The agnostic wonders: Can we comprehend the existence of “god”? The atheist asks: Does such a power even exist? Artist and sceptic Toh Hun Ping, driven in part by midlife soul-searching, meditates on these and other existential dilemmas in his multimedia installation, Dance of a Humble Atheist (2019), which comprises several hundred ceramic “tiles,” an expository three-channel video and an immersive 17-minute film. Displayed at the Objectifs Centre for Photography and Film’s Chapel Gallery in an exhibition of the same title, Dance of a Humble Atheist is Toh’s conceptual allegory on belief, death and a possible afterlife, with a quick squint at consciousness, abstraction and aesthetics. His exuberant primordial soup of a video work churns with images that are agitating and alien—yet they hint at the infinitely familiar.

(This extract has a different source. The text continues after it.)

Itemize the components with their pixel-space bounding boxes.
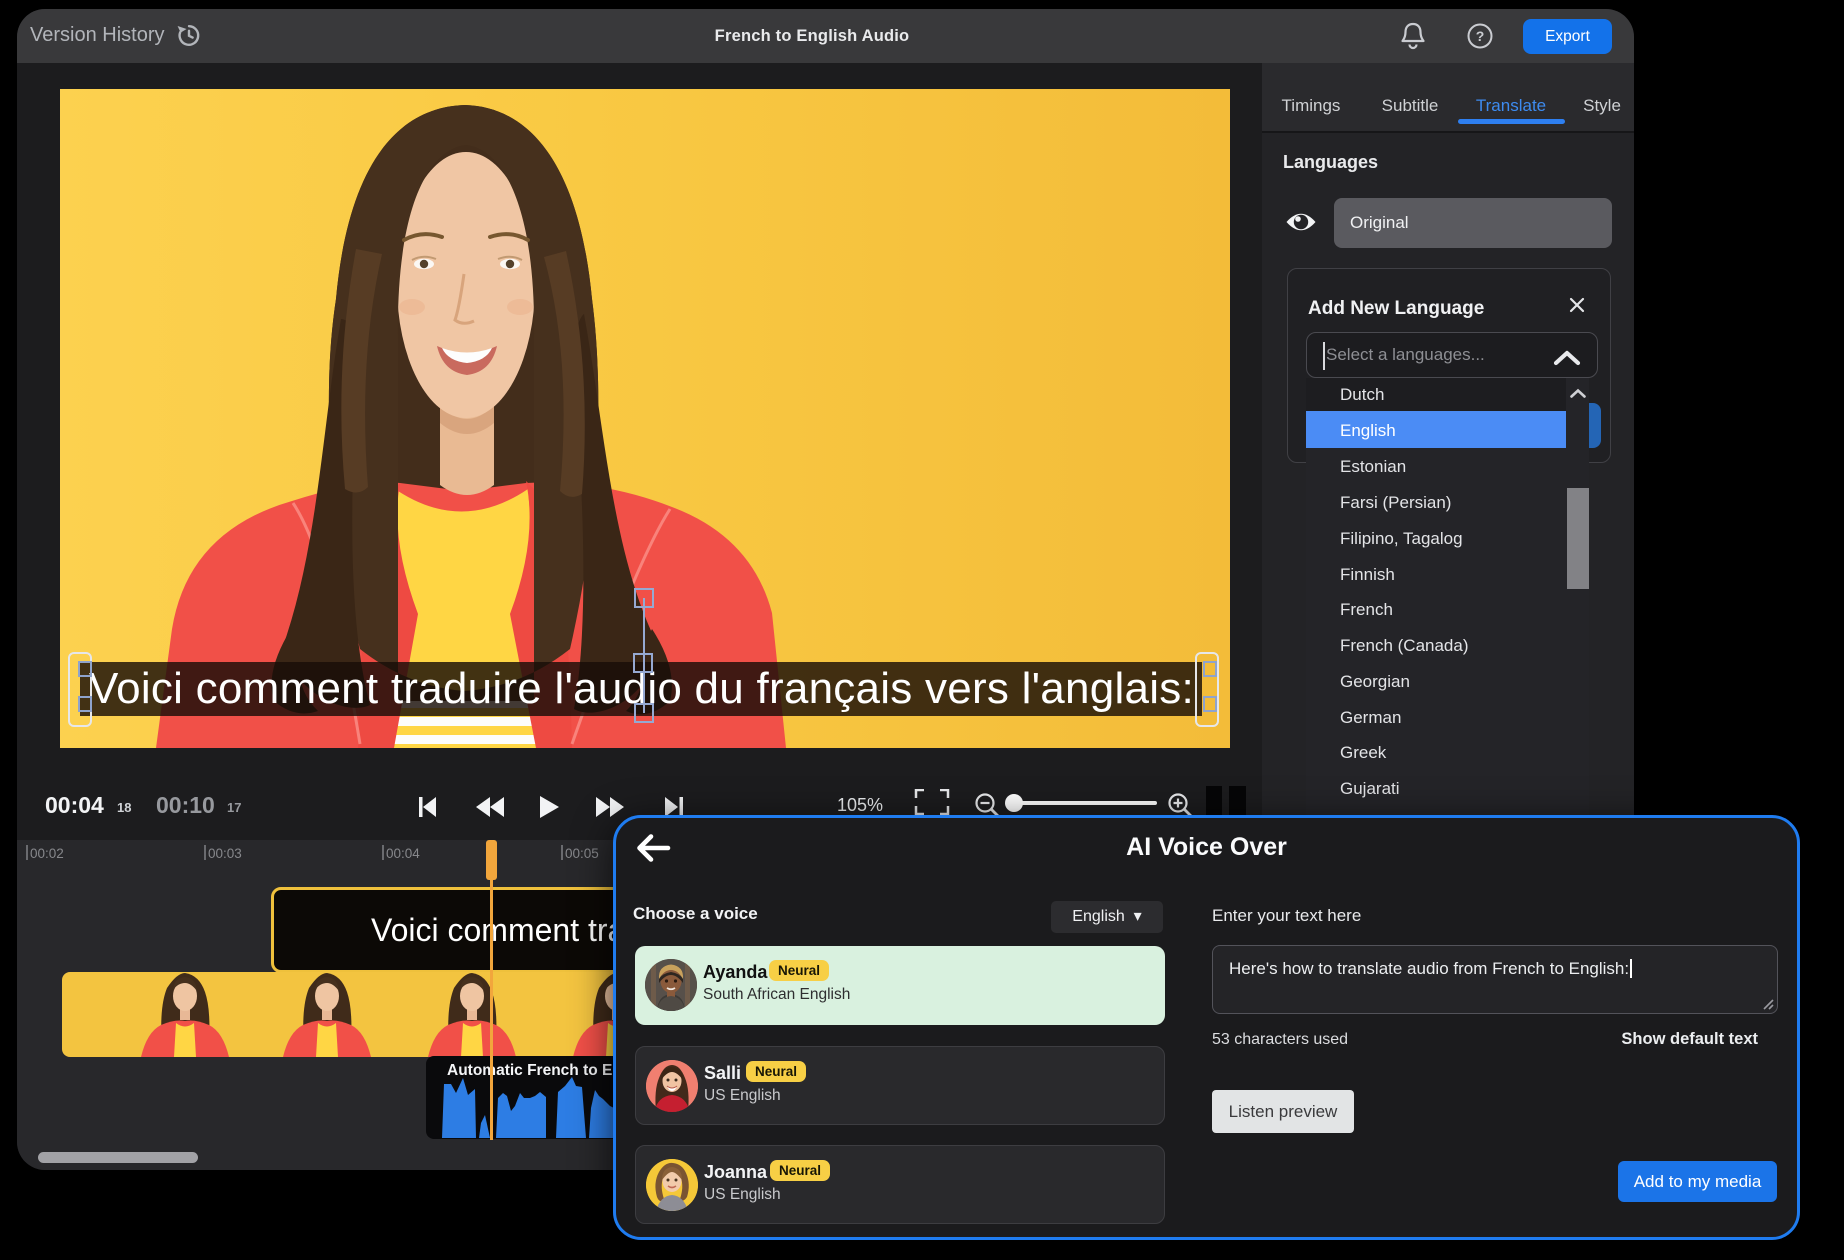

Toh is a Singaporean educator, researcher and experimental filmmaker. His innovative films include, most notably, Covets of an Outsider, a compilation of short works that appeared in the 2016 Singapore International Film Festival. These involved the artist’s direct manipulation of film itself as a kind of “proto-medium” where he abraded and tinted emulsion, and distorted processing and exposure. The resulting filmic compositions were unmediated blasts of pictorial abstraction, from which Dance has evolved.
For his new project, rather than scratch or etch directly on film, Toh created filmic avatars in clay and then scanned these components one by one, editing the images to render ferocious swells of stop-motion animated pattern and movement. The use of clay in stop-motion film might conjure up malleable “claymation” figures, but the visual underpinnings of Dance are founded in 600 unique handmade “film-frames” that were each inscribed with fissures, apertures and intricate matrices before being glazed and fired. Each design, if that is the right word, seems deceptively unintentional and organic. At Objectifs, Toh’s ceramic “frames” were laid out on lightboxes in the darkened gallery. Arrayed in rows against the light, they resemble ribbons of film. Visitors were encouraged to handle the thin rectangular shards, which have the heft of vintage glass negatives. Three nearby video screens presented animated sequences of their patterns, in an attempt to deconstruct how these sculptural “frames” function as the elements, which, through stop-motion and our own persistence of vision, convey Toh’s abstractive film.
The final Dance video unfolds in a three-part “narrative.” The first segment is titled “Funeral,” which assails the eye with underexposed, melancholic topographies and static that unravel into something resembling atoms, or galaxies. Then comes the gratifying “Cornucopia,” with compositions that first insinuate white light and tunnels: these mutate into radiant configurations that suggest mitosis, and which then flower into translucent, pulsating honeycomb-motifs. Geometric devices stagger out of this deluge in graceful intimations of a primordial awareness. Finally, there is "Phosphorus,” where kaleidoscopic light-patterns transmigrate into lucid (presumably rational and skeptical) cohesion. The Chapel Gallery space, a deconsecrated church, lent a gentle irony to this gorgeous metaphysical imagery.
In Dance of a Humble Atheist, Toh choreographs his existential questions as an indescribable “dance” of temporal and spiritual symbolism—which is, incidentally, both exhausting and exhilarating to watch. Viscerally, his kinetic imagery elicits trippy scenarios involving molecules, cells and stars—the genesis of life, as filtered through a delirious collective consciousness. Cognitively, there is simple and utter delight at the technical virtuosity behind Toh’s sleight of hand. Out of lifeless clay (the corniest of metaphors), the artist animates the subliminal touchstones of existence.
Toh Hun Ping’s “Dance of a Humble Atheist” is on view at the Objectifs Centre for Photography and Film, Singapore, until February 17, 2019.